Riyadh’s 2012 surplus hits $103 bln on rising revenues
RIYADH - Agence France-Presse
A gas flame is seen near the Khurais oilfield about 160 km from Riyadh. REUTERS photoThe Saudi finance ministry said on Dec. 29 that the kingdom’s budget surplus in 2012 hit 386 billion riyals ($102.93 billion) as oil-dominated revenues continued to rise. The kingdom also announced what it described as a record budget for the coming year, with expenditure expected at $218.7 billion and revenues amounting to $221 billion.

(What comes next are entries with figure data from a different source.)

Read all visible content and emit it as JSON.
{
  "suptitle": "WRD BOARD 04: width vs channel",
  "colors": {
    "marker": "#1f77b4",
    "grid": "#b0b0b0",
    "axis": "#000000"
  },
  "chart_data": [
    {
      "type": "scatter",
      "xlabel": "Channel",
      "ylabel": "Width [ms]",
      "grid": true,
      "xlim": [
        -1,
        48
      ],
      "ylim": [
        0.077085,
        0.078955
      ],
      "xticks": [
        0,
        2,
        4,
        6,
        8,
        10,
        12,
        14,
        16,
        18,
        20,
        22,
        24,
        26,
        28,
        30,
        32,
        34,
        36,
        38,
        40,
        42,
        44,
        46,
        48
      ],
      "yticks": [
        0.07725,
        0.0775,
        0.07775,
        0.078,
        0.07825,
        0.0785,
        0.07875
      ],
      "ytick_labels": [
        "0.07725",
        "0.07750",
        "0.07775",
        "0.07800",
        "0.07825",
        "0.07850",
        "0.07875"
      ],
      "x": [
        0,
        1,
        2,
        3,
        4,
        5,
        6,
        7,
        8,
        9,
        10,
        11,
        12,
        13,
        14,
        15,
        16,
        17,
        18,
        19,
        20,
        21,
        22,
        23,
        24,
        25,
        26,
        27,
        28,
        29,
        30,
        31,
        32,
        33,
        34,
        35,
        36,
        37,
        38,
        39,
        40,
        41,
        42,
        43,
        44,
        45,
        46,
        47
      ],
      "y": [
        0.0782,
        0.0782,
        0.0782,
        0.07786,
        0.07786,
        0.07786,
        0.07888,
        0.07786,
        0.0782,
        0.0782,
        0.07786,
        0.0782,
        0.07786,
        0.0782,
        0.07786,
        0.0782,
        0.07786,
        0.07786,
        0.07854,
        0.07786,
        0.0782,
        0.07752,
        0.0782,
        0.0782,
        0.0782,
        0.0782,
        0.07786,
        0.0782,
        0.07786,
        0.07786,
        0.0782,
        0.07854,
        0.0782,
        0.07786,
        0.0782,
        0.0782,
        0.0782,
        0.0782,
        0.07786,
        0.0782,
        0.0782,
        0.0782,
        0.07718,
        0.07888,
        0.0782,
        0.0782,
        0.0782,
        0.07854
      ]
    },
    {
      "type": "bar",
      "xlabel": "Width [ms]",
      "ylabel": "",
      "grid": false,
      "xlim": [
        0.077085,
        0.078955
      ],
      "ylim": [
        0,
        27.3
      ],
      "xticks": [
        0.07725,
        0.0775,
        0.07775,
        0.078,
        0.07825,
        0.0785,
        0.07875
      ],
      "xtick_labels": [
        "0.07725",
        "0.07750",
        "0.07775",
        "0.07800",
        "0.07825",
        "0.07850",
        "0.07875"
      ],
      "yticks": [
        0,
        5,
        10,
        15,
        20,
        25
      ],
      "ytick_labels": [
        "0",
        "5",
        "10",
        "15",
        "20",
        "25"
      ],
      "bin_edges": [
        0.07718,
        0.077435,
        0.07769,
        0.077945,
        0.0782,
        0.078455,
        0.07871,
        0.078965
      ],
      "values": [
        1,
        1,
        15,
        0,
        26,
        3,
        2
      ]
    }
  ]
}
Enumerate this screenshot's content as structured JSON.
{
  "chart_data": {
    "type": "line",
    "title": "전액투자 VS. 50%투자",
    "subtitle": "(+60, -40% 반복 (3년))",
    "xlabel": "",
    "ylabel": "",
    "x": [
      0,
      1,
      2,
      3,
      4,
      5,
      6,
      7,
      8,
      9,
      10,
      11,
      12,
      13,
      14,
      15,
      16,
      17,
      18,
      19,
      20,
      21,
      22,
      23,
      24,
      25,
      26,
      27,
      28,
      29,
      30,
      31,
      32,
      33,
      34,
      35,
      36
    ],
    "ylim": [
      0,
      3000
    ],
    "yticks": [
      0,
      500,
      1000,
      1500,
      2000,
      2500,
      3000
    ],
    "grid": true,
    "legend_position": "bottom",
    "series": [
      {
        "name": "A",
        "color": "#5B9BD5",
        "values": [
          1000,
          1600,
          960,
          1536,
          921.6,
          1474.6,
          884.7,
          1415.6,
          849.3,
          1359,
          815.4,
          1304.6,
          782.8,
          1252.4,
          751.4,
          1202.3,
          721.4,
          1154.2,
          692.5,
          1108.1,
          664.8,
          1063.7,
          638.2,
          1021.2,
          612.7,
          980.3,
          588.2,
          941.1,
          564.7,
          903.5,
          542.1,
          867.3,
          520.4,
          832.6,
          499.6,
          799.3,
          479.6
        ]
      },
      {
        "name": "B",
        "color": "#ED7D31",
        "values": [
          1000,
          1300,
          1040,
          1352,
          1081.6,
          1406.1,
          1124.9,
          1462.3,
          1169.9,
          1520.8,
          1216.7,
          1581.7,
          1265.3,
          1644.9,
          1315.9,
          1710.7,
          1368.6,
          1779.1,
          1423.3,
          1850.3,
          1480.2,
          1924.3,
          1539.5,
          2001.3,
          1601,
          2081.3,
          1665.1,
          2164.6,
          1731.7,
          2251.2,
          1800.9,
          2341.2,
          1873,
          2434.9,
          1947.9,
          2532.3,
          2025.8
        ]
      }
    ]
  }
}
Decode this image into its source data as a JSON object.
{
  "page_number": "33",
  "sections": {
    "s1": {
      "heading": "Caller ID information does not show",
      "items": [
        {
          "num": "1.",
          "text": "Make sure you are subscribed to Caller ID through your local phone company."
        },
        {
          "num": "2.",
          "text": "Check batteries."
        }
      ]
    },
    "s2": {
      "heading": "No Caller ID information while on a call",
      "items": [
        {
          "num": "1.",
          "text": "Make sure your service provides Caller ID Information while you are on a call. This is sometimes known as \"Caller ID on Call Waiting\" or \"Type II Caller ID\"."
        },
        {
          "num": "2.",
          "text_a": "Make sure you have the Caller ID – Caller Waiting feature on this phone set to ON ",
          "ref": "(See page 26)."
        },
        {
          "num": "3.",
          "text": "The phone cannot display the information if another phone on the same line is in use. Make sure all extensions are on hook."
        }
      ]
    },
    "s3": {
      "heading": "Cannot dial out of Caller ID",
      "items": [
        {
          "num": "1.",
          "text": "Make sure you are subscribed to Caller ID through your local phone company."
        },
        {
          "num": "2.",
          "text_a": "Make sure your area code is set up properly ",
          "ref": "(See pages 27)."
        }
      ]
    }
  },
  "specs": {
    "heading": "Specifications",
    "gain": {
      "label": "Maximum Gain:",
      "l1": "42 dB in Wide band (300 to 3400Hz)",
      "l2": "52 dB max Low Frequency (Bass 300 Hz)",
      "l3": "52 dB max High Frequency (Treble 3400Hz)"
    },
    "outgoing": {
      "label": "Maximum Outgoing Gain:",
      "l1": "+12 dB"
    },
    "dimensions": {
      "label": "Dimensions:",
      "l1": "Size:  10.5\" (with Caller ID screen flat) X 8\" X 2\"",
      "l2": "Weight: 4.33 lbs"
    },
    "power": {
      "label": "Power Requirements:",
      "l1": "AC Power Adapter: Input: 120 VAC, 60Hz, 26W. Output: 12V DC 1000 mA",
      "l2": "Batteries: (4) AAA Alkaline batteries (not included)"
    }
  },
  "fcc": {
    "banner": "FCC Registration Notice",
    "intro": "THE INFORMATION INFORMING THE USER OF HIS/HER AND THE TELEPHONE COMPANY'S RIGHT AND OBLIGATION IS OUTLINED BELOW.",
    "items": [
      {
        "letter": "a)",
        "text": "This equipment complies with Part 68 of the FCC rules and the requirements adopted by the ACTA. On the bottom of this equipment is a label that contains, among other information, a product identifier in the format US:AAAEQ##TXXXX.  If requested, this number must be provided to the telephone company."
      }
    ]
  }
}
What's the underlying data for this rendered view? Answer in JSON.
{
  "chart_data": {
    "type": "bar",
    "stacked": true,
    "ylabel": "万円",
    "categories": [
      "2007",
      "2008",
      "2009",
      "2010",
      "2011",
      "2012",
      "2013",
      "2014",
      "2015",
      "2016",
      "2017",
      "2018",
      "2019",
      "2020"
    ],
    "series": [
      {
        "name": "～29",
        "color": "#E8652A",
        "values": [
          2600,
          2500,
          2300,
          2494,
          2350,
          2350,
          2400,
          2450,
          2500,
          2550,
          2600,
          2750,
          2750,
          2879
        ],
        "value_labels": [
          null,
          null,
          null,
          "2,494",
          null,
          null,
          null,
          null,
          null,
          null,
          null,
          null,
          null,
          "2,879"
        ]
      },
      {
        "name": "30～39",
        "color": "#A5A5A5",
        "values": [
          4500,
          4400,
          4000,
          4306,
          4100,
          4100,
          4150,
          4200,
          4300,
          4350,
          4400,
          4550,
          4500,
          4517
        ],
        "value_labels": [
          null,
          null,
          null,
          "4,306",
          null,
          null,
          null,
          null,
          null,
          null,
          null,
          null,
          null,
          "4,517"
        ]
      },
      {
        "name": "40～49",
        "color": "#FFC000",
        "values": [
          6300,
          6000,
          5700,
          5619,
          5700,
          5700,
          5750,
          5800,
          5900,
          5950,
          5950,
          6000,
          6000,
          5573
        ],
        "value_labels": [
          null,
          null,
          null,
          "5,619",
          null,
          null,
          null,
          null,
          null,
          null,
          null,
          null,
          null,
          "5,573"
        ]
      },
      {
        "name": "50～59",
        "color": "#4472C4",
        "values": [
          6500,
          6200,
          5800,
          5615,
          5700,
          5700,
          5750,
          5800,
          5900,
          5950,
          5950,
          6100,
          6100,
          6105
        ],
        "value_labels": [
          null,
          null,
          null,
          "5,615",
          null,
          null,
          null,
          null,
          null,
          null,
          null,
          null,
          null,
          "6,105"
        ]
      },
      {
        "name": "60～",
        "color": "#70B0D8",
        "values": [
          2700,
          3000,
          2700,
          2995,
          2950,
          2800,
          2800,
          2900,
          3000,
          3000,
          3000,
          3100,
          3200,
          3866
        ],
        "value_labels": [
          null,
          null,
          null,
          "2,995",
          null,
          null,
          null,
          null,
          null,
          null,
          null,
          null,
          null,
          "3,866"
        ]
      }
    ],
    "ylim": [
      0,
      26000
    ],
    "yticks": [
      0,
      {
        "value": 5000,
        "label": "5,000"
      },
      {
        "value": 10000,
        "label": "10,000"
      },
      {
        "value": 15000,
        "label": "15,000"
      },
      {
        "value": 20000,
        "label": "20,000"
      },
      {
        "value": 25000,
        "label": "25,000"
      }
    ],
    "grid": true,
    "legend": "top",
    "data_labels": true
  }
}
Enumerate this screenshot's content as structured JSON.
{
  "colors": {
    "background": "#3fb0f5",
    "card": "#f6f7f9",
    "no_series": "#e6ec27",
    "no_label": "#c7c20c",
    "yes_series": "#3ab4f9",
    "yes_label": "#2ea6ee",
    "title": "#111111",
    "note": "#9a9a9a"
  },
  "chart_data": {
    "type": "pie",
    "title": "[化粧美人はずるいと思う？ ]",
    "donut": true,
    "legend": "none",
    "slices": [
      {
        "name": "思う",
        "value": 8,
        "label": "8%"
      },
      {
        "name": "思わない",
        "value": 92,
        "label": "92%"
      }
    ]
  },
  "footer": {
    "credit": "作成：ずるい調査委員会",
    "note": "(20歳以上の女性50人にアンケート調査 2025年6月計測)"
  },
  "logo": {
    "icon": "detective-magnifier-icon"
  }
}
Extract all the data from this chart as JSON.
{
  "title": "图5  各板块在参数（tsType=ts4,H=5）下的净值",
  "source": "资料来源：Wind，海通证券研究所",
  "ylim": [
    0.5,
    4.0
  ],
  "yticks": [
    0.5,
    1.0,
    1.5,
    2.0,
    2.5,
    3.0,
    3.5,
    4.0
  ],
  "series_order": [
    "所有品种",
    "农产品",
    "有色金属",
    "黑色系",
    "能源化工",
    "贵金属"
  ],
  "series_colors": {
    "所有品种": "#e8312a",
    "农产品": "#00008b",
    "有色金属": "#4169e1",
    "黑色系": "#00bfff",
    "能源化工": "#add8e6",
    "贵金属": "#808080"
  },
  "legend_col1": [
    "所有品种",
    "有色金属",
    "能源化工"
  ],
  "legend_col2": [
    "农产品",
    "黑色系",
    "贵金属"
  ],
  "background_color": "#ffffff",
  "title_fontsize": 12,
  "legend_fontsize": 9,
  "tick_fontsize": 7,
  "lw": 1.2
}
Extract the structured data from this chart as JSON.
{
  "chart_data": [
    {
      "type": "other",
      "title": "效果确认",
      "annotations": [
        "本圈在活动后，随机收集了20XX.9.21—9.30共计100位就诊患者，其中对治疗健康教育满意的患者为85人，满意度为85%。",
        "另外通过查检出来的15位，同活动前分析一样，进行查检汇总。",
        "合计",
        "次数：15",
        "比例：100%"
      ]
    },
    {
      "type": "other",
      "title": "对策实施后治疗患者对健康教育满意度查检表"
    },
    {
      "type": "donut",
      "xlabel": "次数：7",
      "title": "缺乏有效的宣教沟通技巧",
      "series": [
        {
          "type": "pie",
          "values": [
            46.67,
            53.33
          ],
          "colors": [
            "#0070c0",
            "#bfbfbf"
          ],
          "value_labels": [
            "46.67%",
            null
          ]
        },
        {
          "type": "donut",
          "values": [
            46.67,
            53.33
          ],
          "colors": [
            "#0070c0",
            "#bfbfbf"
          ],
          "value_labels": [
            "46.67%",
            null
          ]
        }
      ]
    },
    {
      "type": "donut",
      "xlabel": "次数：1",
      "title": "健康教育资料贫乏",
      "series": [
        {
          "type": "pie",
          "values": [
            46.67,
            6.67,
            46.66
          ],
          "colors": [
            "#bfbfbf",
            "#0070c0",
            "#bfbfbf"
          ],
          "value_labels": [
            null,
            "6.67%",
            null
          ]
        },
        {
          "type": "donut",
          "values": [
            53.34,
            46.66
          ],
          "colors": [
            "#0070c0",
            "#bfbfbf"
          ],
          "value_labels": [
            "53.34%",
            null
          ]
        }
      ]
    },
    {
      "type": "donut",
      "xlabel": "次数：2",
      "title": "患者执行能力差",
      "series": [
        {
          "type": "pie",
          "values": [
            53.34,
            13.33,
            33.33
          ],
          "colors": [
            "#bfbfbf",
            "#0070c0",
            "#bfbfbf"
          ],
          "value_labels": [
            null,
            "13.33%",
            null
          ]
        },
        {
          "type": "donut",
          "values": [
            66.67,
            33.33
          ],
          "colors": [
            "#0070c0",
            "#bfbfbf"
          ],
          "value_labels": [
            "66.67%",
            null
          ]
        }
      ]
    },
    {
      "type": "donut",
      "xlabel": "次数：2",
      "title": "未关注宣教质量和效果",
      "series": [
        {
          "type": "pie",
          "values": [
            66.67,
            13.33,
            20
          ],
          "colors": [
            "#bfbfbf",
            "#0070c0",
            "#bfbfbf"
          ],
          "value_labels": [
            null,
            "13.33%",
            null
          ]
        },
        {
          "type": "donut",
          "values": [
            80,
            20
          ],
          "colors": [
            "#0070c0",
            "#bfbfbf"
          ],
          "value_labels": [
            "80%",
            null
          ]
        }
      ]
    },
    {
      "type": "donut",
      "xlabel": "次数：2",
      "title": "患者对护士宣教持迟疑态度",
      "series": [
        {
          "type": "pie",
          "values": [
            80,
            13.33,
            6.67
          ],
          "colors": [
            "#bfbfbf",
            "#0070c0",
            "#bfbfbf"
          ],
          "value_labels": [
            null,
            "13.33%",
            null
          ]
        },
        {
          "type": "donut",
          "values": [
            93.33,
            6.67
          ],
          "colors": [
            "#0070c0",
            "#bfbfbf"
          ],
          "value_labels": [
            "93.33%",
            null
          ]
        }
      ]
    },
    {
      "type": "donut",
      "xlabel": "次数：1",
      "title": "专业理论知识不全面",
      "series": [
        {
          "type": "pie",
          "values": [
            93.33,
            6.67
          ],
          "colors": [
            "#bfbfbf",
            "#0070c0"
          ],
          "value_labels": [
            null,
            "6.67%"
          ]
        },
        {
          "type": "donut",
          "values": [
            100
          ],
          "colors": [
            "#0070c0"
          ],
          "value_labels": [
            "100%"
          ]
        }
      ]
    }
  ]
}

The world’s largest exporter of crude oil traditionally uses a conservative price for oil in its budget. Oil revenues amounted to 92 percent of total revenues in 2012, the finance ministry said in a statement. Revenues in 2012 amounted to 1,239 billion riyals ($330.4 billion), while expenditure hit 853 billion riyals ($227.5) billion, said the statement carried by the SPA state news agency.
The oil-rich kingdom had expected a small surplus of 12 billion riyals ($3.2 billion) in 2012, with revenues expected to reach 702 billion riyals ($187.2 billion) and expenditure increasing only to 690 billion riyals ($184 billion).
In 2013, revenues are projected to reach 829 billion riyals ($221.06 billion), while expenditure is planned at 820 billion riyals ($218.7 billion), the agency reported. “The council of ministers has passed the largest budget in the history of the kingdom,” Al-Ekhbariyah state television reported.
Ailing King Abdullah, who underwent a back operation last month, presided over a council of ministers meeting on Dec. 29.
“There is plenty of wealth, thanks be to Allah,” the monarch said in a shaky voice, addressing his ministers, according to television footage. “You have no excuse after today for any dereliction or complacency,” he said, according to the television report.
Some 25 percent of the budgeted expenditure is earmarked to education, including building new schools, vocational training and scholarships abroad, according to a breakdown provided by the ministry.
Roads and transport are allocated 65 billion riyals ($17.3 billion), while water, agriculture and industry are to get 57 billion riyals ($15.2 billion). In 2011, OPEC kingpin registered also an impressive budget surplus of 306 billion riyals ($81.6 billion), as revenues turned out to be double the conservative forecast.